Q: How quickly can countries roll out hydrogen technology? 

Graeme MacLean: The pace of rolling out hydrogen technology is significantly impacted by challenges related to establishing a robust supply chain. This challenge extends beyond just building electrolysers; it involves reinforcing renewable energy infrastructure, developing local and international skills, fostering a comprehensive understanding of hydrogen within communities, and evaluating the financial viability of various aspects. The recent enactment of policies like the inflation reduction act may reduce the resource available to other regions. This is particularly noticeable with the growing competition within the European Union, for instance. 
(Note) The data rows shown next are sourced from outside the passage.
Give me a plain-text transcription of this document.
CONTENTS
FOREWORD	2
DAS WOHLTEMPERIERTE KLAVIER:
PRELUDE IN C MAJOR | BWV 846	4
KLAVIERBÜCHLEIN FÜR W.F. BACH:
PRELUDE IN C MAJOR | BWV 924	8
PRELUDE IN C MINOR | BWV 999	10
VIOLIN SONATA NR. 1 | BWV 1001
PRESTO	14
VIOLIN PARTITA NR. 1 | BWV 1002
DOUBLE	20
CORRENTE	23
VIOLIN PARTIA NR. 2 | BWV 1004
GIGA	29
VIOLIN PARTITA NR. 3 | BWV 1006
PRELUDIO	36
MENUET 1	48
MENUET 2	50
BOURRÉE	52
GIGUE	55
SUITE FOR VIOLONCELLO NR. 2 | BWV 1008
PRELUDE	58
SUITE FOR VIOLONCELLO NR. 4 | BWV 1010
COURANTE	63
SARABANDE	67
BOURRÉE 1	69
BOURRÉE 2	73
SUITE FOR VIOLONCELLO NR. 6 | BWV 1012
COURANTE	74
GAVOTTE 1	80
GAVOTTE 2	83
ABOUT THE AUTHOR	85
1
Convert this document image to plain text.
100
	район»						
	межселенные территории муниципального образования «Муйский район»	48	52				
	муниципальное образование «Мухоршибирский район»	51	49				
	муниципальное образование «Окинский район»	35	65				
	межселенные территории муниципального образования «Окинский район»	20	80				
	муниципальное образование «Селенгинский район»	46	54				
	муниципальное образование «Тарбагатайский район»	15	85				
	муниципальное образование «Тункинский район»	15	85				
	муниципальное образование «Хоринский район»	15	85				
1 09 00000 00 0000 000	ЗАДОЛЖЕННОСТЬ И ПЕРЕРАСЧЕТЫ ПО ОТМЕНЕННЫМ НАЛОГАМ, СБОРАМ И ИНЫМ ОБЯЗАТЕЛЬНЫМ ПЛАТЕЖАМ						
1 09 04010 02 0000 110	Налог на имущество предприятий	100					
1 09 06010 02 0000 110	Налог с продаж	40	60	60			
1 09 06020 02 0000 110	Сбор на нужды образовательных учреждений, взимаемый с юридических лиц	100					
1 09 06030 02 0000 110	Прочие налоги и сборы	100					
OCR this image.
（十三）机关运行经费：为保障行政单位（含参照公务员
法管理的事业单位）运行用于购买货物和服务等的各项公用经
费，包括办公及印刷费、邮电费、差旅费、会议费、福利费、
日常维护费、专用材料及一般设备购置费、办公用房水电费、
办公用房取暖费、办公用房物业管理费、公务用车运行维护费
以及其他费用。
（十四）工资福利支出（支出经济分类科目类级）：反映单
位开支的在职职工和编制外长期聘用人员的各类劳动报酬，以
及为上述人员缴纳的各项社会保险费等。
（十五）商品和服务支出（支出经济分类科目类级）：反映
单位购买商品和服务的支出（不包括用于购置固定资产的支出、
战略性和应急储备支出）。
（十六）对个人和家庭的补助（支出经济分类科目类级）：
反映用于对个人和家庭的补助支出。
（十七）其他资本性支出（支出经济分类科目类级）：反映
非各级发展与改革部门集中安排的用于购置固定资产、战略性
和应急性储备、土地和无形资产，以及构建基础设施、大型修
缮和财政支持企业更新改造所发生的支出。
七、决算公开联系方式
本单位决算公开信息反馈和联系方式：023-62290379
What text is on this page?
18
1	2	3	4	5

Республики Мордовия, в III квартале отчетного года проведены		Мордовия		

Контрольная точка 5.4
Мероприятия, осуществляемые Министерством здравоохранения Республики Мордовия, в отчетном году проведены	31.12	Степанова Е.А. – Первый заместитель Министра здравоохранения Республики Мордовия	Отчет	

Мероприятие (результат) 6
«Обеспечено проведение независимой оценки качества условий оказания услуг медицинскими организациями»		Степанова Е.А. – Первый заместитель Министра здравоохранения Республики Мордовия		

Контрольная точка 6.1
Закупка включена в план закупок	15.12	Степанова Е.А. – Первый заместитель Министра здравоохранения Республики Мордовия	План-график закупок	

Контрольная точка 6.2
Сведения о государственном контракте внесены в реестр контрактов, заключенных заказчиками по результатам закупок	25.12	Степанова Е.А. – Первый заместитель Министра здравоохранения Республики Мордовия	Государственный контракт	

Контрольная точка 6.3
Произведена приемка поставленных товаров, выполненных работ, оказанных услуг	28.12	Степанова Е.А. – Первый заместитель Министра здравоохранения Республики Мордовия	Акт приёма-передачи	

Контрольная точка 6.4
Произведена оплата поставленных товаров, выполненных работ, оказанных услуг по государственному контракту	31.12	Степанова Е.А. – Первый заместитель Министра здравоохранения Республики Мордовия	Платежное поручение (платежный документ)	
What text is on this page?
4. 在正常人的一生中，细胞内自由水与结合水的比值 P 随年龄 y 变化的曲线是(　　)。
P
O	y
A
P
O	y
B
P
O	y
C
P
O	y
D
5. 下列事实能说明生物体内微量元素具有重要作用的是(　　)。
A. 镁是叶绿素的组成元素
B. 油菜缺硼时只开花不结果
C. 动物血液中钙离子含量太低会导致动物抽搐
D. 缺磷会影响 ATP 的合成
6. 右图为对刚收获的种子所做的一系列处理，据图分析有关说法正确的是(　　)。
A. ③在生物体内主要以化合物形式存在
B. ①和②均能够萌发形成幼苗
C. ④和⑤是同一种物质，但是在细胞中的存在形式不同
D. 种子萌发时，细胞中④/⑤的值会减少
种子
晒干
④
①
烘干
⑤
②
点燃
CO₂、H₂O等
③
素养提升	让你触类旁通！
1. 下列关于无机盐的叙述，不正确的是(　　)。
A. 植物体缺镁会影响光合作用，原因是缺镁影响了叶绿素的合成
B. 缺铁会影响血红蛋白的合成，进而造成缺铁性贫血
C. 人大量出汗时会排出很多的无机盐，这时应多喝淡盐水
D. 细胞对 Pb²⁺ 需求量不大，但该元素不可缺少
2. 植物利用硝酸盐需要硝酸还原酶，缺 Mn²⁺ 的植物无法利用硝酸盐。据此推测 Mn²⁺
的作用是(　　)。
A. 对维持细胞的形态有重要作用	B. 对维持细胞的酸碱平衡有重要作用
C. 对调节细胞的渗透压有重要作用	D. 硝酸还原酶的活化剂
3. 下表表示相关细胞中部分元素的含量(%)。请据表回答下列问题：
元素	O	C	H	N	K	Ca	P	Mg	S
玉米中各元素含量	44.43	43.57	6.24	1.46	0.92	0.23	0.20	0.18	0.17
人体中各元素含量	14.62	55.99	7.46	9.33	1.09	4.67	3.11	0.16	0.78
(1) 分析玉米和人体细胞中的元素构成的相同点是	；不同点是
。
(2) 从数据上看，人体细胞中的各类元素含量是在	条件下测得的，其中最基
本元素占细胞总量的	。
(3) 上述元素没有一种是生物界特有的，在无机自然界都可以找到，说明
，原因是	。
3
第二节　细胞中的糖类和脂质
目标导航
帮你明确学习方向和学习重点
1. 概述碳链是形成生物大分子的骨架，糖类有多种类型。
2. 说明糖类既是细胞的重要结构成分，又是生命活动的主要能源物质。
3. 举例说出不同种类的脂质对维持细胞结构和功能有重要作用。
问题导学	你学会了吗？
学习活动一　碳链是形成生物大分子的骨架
Q: Which businesses are going to make a profit from hydrogen?  

Graeme MacLean: Hopefully us! In all seriousness, there's a diverse range of businesses aiming to capitalize on the hydrogen economy, including legacy fossil fuel companies seeking relevance and profit in a decarbonised future.  

Simultaneously, new ventures are investing in electrolysers, renewables, and associated technologies. Notably, the establishment of hydrogen pipelines is a significant aspect of this transition. For certain heavy-duty vehicle suppliers, hydrogen isn't just a new business stream but a necessary element for their transition. Critical players in this transition include engineering suppliers and EPC (Engineering, Procurement, and Construction) companies responsible for delivering large-scale projects within the hydrogen supply chain and renewables. Educational institutions have a substantial opportunity to provide the skill base required for a successful shift from fossil fuels to hydrogen and renewable energy sources. 

Q: What government financial instruments can be used for investing in hydrogen? 

Graeme MacLean: Key requirements for businesses seeking to invest in hydrogen involve clear regulations and policies that instil confidence and ensure return on investment. Any lack of clarity in these areas could undermine investor confidence and hinder the rollout of hydrogen initiatives. Providing clarity regarding the maximum carbon intensity of hydrogen is crucial to establishing the necessary investment certainty. Notably, with the introduction of measures like the inflation reduction act, it has become evident that global competition for subsidies and tax breaks is underway. In response, the EU is taking steps to reduce the potential outflow of projects from the region to the US. 

Q: Is renewable hydrogen cost-competitive? 

Graeme MacLean: In many cases, hydrogen cannot currently compete with incumbent fossil fuels in terms of cost without some levelling of the level playing field. A significant number of fossil fuel projects receive subsidies from producing countries, often without accounting for the environmental impacts of climate change. The competitiveness of hydrogen could improve if these subsidies were reduced. Regions that can produce hydrogen at a low cost, such as North Africa, the North Sea, and Chile, are better positioned for cost-competitive hydrogen production. However, for other regions, policies like the hydrogen business model, such as the one implemented in the UK, may be necessary to enhance hydrogen's competitive edge. 

Q: Finally, who would benefit from coming along to the 'opportunities in the hydrogen supply chain' panel at the Hydrogen Expo in Bremen this year?  

Graeme MacLean: It's a really interesting panel, discussion features a diverse group of speakers representing various stages of the hydrogen value chain. It promises to be an engaging session where lively discussions will highlight the cost-effective production, transportation, and utilization of hydrogen. Anyone interested in understanding the viability of hydrogen production and its potential use cases would greatly benefit from attending this panel at the Hydrogen Expo in Bremen.